Released in November 2022, Season 1 of "Tulsa King" has seen great success on Paramount +. The crime drama series follows the once mighty crime lord Dwight Manfredi (Stallone) who, following a prison sentence that lasted more than a decade, heads to Tulsa, Oklahoma to rebuild his empire. The show's gritty nature and Stallone's grizzled lead performance — his first ever in a television show — have helped the series garner positive reactions from viewers and critics alike while landing the show a highly anticipated second season.
However, according to series producer Terence Winter, there's another factor to "Tulsa King" that has helped it stay on top of its contemporaries.

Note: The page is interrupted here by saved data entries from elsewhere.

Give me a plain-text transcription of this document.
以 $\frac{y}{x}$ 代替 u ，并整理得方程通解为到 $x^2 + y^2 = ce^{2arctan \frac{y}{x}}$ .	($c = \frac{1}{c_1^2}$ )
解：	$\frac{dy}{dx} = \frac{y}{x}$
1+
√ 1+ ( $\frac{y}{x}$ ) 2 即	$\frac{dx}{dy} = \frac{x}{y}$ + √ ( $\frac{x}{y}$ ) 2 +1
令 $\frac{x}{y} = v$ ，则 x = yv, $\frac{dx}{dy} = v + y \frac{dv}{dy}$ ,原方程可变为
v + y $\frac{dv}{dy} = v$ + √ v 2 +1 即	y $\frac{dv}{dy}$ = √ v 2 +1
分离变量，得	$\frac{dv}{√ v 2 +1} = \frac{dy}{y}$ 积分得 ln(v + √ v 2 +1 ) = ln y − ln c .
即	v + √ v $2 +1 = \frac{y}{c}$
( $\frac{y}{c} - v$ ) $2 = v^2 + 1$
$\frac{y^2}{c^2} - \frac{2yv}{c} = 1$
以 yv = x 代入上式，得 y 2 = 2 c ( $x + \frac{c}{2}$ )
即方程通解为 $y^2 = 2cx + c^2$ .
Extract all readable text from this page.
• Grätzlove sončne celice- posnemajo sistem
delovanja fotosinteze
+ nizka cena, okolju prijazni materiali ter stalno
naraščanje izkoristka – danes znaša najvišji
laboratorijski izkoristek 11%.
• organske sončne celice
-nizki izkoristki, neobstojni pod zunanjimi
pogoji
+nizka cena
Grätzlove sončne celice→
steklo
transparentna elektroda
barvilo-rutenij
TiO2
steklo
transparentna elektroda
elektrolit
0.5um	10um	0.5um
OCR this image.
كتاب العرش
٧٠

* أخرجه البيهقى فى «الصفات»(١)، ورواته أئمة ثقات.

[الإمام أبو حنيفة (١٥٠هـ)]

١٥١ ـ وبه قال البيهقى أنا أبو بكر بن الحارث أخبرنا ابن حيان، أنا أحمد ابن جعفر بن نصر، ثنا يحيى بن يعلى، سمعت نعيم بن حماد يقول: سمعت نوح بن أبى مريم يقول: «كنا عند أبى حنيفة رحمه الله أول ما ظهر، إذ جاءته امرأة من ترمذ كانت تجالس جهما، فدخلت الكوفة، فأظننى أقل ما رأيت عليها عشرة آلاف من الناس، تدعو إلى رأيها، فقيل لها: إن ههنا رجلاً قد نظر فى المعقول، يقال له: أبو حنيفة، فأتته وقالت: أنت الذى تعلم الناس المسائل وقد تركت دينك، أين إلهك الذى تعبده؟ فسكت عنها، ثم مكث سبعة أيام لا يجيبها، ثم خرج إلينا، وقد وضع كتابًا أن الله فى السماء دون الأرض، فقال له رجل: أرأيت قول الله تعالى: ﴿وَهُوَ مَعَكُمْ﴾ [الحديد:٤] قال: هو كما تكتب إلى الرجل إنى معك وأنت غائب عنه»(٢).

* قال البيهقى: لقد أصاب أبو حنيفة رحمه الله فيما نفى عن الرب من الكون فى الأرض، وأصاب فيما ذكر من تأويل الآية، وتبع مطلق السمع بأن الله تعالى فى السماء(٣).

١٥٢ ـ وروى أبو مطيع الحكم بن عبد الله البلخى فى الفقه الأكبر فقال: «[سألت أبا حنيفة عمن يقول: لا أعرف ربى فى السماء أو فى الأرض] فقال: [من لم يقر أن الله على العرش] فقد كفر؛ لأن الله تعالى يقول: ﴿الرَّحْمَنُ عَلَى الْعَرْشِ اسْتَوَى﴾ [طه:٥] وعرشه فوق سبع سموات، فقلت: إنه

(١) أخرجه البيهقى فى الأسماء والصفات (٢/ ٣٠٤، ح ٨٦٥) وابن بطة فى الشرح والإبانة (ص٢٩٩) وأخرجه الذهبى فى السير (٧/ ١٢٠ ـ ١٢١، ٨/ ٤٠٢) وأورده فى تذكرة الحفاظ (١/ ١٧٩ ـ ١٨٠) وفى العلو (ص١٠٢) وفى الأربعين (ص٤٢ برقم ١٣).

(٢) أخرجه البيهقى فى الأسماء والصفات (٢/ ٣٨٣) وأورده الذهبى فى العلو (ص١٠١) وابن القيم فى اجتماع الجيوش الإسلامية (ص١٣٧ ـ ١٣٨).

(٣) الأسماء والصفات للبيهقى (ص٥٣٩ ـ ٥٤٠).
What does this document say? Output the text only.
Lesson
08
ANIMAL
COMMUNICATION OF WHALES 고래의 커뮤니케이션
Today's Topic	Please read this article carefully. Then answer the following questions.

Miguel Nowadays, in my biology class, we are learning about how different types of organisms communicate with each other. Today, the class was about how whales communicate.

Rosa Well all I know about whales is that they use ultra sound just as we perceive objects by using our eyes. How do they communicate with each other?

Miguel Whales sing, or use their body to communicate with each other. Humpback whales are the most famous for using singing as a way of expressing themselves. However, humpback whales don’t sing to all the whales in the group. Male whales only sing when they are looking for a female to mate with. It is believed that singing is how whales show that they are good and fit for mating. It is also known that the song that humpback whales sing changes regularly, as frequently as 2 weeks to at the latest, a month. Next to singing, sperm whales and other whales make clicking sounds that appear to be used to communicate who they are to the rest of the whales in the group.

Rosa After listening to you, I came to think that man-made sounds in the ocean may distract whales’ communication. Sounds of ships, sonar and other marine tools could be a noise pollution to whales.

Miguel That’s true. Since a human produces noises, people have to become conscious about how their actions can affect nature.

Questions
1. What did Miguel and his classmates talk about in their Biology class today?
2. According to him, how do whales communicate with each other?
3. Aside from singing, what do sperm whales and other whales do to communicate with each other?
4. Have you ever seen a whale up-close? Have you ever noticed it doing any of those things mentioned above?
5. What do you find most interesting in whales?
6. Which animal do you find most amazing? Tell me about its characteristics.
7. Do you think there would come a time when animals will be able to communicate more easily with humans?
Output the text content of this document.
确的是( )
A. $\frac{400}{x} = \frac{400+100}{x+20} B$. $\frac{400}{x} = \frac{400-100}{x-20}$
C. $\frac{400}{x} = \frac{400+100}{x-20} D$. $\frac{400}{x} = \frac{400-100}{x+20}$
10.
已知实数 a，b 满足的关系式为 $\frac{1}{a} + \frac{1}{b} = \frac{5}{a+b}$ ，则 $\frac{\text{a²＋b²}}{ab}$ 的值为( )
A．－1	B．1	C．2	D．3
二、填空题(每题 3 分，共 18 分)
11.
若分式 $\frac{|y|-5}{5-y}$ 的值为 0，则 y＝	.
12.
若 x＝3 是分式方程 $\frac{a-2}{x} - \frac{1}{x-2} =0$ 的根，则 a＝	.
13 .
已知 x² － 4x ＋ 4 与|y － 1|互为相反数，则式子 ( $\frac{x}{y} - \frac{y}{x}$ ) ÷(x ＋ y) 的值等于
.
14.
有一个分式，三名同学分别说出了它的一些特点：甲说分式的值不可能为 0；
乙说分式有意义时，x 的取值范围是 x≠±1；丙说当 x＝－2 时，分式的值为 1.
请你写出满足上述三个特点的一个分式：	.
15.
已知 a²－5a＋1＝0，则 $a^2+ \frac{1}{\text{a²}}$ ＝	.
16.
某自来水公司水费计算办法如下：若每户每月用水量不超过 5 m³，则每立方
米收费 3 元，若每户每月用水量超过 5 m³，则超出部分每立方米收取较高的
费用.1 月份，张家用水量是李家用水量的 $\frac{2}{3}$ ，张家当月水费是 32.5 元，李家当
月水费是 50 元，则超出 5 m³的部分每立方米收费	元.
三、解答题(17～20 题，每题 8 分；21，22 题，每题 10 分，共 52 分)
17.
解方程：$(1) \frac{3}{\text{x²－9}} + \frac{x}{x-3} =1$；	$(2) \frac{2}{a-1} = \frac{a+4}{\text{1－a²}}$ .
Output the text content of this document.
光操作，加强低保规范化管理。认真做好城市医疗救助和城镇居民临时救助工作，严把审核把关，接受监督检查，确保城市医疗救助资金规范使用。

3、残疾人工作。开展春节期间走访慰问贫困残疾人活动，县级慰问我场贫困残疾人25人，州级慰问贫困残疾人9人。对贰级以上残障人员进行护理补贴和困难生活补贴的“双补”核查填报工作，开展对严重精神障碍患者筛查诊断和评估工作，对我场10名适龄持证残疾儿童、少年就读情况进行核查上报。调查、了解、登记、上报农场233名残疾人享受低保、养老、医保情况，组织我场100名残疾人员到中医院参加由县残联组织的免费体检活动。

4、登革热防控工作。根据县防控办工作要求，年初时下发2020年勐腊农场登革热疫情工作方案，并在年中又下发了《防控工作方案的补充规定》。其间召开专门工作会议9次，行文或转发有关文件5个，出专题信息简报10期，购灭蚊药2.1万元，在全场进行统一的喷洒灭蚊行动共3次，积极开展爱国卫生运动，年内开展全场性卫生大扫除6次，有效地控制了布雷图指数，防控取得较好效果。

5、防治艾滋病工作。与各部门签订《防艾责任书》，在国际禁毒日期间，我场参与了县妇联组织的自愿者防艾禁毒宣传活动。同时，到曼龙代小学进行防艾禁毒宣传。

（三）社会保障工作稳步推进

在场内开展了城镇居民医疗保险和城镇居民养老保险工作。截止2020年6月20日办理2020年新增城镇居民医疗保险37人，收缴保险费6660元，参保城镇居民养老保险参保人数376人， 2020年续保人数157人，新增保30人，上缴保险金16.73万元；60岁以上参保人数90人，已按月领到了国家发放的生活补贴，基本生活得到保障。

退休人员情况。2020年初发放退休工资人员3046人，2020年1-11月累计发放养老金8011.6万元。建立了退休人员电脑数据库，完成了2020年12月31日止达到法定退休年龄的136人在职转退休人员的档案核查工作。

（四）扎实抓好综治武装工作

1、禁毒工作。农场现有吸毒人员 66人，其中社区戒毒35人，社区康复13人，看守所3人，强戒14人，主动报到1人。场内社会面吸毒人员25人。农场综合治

Tulsa King is the best of both worlds
If anyone knows their way around the world of crime dramas, it's Terence Winter. From producing such shows as "The Sopranos" and "Boardwalk Empire" to writing the Oscar-nominated screenplay for "The Wolf of Wall Street," Winter's understanding of the genre knows no bounds. So when Winter came on to "Tulsa King" as a writer and producer, it would seem there'd be nowhere new for the entertainment veteran to go within the genre. Still, Winter — and "Tulsa King" — found a way.
Speaking with Deadline during the show's initial release, Winter is asked what keeps him coming back to mob dramas. While admitting to finding the people within that world endlessly fascinating, he also confesses that there is a certain level of difficulty in keeping things new and interesting. "The challenge with it is to find a fresh way in," he explains. "And that was the genius of [Taylor Sheridan's] original pilot, to take a guy like Dwight from New York and drop him in the middle of cowboy country. You take these two genres and mix 'em together. And that for me was like, 'Oh my God, that's brilliant. What a great playground.'"
Perhaps the crime drama's rugged western feel also explains why it was so hard to film. So difficult, in fact, that the next season of the show will no longer be filming in the state of Oklahoma after the rigorous experience faced while making Season 1.